First, a VCF file has a header that provides metadata and describes the structure of the data contained within. It includes information such as the file format version, reference genome used, and definitions of the data fields.
##fileformat=VCFv4.3
##reference=GRCh38
##INFO=<ID=AF,Number=A,Type=Float,Description="Allele Frequency">
##FORMAT=<ID=GT,Number=1,Type=String,Description="Genotype">
#CHROM POS ID REF ALT QUAL FILTER INFO Sample1 Sample2
In this example:
Line 1: Specifies the VCF format version.
Line 2: Indicates the reference genome used (GRCh38 in this case).
Line 3: Defines additional information fields (INFO) such as allele frequency.
Line 4: Describes the format of genotype data (FORMAT field).
Line 5: Specifies column headers, including sample names.
After the header section, the VCF file contains the entries. A VCF file contains entries for each genetic variation relative to the reference genome. Each VCF entry contains:
CHROM: Chromosome number.
POS: Position in the chromosome.
ID: Identifier for the variant.
REF: Reference allele.
ALT: Alternative allele(s).
QUAL: Quality score of the variant call.
FILTER: Filter status (e.g., passed or failed certain criteria).
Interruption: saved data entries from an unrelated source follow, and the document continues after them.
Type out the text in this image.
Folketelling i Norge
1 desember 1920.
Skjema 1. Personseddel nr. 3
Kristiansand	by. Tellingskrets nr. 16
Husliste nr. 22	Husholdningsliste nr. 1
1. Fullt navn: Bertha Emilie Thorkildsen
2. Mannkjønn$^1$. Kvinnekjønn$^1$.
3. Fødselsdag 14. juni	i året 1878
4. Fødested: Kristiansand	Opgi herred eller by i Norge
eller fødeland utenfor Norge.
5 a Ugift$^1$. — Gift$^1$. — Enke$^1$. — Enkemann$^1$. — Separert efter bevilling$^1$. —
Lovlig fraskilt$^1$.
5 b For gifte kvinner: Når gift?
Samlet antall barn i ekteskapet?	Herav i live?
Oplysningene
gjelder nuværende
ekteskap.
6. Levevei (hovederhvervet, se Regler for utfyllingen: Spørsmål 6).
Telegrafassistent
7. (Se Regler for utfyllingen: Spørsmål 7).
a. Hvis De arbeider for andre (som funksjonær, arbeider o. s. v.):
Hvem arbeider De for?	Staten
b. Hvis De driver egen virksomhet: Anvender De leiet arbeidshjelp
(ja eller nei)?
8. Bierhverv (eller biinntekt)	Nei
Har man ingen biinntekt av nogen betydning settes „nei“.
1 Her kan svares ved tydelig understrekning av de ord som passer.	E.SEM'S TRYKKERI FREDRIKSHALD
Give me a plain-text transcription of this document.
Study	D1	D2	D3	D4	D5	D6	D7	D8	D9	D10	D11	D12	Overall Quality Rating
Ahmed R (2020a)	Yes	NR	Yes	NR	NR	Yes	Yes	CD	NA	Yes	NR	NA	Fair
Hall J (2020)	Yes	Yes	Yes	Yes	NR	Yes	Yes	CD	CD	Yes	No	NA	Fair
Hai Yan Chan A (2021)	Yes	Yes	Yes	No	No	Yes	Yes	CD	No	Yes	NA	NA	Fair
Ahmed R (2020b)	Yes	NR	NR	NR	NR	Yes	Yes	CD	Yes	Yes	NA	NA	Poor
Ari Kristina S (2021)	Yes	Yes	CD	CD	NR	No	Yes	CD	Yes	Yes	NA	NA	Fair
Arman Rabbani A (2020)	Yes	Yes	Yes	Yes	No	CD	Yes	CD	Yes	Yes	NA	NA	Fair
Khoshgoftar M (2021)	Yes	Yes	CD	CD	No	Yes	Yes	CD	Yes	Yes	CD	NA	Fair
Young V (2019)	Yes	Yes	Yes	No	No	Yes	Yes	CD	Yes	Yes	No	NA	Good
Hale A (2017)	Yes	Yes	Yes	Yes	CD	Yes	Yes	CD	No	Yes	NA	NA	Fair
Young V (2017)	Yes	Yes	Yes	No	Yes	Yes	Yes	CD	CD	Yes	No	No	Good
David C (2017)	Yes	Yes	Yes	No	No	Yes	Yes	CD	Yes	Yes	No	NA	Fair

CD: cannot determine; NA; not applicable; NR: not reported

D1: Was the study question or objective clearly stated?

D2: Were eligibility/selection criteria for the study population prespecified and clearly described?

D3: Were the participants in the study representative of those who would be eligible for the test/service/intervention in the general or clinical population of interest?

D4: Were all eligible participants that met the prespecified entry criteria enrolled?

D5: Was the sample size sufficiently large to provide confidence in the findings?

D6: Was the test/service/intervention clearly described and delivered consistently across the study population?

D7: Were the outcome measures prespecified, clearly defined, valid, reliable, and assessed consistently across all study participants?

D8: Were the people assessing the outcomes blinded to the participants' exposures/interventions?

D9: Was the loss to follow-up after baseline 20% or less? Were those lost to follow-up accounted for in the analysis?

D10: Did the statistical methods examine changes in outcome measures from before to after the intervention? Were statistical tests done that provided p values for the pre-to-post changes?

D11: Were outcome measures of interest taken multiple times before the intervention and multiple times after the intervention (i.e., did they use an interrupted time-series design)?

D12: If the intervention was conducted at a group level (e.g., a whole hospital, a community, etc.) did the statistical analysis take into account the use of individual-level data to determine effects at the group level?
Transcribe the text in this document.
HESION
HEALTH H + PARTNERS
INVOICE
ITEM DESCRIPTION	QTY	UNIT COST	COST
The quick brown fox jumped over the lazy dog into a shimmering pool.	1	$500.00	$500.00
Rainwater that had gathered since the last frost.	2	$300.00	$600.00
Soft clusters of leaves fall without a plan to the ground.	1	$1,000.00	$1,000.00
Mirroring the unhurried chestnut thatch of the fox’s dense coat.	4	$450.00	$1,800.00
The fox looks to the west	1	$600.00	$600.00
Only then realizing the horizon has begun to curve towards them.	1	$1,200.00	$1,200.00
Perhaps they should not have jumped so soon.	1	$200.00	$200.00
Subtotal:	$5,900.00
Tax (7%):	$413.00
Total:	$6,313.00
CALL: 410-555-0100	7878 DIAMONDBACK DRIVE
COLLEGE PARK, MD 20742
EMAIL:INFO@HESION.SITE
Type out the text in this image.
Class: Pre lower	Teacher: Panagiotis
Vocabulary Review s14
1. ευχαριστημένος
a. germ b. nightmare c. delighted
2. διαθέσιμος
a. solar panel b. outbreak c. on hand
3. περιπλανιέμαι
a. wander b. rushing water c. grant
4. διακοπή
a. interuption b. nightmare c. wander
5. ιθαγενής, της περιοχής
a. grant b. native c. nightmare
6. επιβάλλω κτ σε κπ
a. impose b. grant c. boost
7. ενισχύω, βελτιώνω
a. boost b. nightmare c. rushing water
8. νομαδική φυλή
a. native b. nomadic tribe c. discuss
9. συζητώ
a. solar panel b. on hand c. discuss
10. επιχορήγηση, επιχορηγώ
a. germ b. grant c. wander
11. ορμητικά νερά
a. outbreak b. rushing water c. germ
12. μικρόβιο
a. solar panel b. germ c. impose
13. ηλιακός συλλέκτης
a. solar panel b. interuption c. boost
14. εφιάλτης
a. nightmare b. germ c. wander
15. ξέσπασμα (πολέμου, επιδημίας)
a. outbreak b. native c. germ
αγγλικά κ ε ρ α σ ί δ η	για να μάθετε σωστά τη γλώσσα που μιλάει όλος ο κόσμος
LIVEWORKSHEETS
INFO: Additional information about the variant.
Here’s a typical entry (the header is included for easy interpretation):
#CHROM POS ID REF ALT QUAL FILTER INFO Sample1 Sample2
12 12237 ab123 T C 30 PASS AF=0.5;AN=2;DP=10 0/1 1/1
The variant records follow the header and describe each genetic variant detected in the samples.
12: Chromosome number.
12237: Position on the chromosome
ab123: Variant ID (usually a unique identifier, if available).
T: Reference allele.
C: Alternate allele observed in the sample(s).
30: Phred-scaled quality score for the variant (likelihood that the variant is real).
PASS: Filter status indicating whether the variant passed quality filters.
AF=0.5;AN=2: INFO field containing additional information like allele frequency (AF), and total number of alleles (AN)
0/1, 1/1: Genotype calls for each sample (in this example, two samples: Sample1 and Sample2).